Take a realistic look at your practice. Do your notes and bills match? If your answer is, "NO," then you are open to a devastating audit. For your own benefit, fix this dangerous situation before the auditor comes. Use an EHR system and bill only for documented services.
Are there times you perform a service, bill for it, but do NOT document it? An insurance auditor will use this to prove fraud, and there is nothing you can do after the fact to prove the falseness of the accusation. When using an EHR program where documentation produces the billing, there is never a bill that is not documented.
How frequently does a patient tell you something that you do not include in your records? What recommendations to patients are not in writing? Computerized SOAP documentation makes it simple, fast and easy to include these things. Using a tablet computer with handwriting recognition, it is a breeze to just jot something into the progress note and have it appear as if it was typed. Some programs integrate with Dragon Naturally Speaking, allowing you to dictate, converting your speech into typed text. The critical point is to record everything that the patient tells you, as well as to record all the advice and recommendations you gave.
A cash, pay as you go, practice does NOT protect you from audits. Although it reduces the chances of being audited, there are many cash practices that have been audited. The courts ruled that, as soon as a patient submits a receipt for services to insurance, you are held to the same standard as if you were a participating doctor accepting assignment. This means that, even in a practice where every patient pays you up front and you never send anything directly to an insurance company, the insurance company has the right to audit. Some cash practice doctors have had an extremely rude awakening, being required to refund substantial amounts, and then having to deal with departments of insurance fraud. The bottom line is that, no matter what type of practice you have, it is critical that your billing and documentation match.
Documentation extends beyond SOAP notes. Do you send letters to patients? Better EHR office management and documentation systems include templates for letters and documents, and save a copy of each in the patient’s file. Narrative reports are saved as part of the electronic record.
There should be a record of every phone call, including the date and time of the call, who was spoken to and what was said. EHR systems include phone logs in each patient file, and this phone log may save you a lot of grief. A real life example: Several years ago a mechanic came in with severe low back and leg pain. The doctor determined the patient had a disc lesion, and treated it. The patient felt relief and went home with instructions for bed rest and to return the next day. The patient did not return. The doctor called to find out what happened. The patient’s wife answered and reported that the patient felt so much better that he was outside, under his truck, replacing the transmission. The doctor entered this in the patient’s phone log. A few weeks later, the doctor received a records request from an attorney. The records with the log were sent to the attorney, and that was the end of it. The doctor learned that the patient ruptured his L5 disc while changing the transmission, but was blaming the doctor. If the log had not been maintained, the doctor would have had a nasty malpractice suit.
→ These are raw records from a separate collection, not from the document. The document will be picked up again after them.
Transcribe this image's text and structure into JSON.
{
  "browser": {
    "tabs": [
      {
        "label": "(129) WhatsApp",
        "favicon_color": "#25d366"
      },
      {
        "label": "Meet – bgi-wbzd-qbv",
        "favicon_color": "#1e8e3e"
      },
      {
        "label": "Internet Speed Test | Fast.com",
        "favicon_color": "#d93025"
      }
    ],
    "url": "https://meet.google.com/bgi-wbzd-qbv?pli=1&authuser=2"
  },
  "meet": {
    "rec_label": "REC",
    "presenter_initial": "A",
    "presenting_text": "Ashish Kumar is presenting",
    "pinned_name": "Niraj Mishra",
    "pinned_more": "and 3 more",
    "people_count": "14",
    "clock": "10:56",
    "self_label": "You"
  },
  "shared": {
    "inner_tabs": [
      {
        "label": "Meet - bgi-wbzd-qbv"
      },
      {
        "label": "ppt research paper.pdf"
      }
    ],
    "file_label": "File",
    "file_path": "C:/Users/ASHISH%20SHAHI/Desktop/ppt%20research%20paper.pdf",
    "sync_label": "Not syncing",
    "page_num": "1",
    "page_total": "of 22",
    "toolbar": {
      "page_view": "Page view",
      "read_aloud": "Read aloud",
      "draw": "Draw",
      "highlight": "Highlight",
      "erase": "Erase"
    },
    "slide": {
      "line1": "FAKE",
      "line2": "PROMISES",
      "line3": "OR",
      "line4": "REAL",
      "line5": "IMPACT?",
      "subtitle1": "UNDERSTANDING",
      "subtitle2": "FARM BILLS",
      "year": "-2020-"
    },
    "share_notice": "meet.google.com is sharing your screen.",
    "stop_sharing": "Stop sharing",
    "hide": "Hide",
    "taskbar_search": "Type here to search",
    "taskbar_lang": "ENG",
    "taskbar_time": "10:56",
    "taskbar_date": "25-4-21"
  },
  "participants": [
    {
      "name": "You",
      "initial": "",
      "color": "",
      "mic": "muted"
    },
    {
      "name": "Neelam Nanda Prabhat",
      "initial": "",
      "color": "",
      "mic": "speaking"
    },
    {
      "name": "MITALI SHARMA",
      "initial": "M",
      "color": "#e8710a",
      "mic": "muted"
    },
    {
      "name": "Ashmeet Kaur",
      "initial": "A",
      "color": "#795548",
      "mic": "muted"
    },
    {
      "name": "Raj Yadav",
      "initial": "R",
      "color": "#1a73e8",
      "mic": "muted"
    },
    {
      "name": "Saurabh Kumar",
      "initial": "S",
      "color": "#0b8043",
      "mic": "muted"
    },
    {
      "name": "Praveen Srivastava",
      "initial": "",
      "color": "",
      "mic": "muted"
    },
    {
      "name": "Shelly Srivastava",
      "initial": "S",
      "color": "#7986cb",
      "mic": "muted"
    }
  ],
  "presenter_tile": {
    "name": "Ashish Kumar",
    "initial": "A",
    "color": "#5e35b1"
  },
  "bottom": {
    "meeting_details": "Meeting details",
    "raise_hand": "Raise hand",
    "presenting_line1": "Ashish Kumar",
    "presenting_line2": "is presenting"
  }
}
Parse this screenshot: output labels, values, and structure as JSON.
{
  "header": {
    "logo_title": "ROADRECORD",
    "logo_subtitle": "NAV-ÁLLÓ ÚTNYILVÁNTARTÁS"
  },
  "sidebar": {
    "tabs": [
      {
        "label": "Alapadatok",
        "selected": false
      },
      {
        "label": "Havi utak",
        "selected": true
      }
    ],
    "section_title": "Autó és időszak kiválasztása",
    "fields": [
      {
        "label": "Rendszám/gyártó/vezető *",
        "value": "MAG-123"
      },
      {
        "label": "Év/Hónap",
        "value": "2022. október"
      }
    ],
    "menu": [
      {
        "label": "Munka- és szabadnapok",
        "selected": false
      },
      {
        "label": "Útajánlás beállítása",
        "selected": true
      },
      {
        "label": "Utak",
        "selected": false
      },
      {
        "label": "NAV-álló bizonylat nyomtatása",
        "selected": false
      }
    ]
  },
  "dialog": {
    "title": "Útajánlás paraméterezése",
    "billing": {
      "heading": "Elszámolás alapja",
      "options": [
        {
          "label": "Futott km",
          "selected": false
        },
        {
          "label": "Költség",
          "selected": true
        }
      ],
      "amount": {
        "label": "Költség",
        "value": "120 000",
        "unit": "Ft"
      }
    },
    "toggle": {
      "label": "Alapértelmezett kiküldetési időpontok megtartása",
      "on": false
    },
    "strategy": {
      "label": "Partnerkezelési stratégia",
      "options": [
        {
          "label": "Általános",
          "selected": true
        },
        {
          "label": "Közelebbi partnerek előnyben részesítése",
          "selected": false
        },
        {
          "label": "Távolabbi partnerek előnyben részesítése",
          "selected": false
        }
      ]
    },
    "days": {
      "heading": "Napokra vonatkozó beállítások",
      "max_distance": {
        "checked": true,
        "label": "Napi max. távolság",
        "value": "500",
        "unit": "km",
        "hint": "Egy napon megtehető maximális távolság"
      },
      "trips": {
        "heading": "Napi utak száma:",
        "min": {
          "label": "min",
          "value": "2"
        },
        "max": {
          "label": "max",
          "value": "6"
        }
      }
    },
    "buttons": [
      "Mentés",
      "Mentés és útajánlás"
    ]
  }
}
Even in a practice where every patient pays you up front and you never send anything directly to an insurance company, the insurance company has the right to audit.
Police reports, MRI or other reports, pictures, explanation of benefits (EOB’s) and other documents need to be part of the patient’s records. EHR programs include the ability to scan these things into the patient’s file, making them accessible at the touch of a button.
In an audit, it is necessary to prove that you are always aware of clinically special items about a patient. This could be a message regarding a condition (osteoporosis, gibbus formation, disc herniation, spina bifida) or to use a specific procedure. EHR programs include these notices as pop ups in the patient’s file, and the record of these pop ups can be printed easily.
The blessing of the right EHR computer system is that it protects you from audits, saves you time in the office, and increases your income. The time to accept and use this blessing is before an auditor pays you a visit.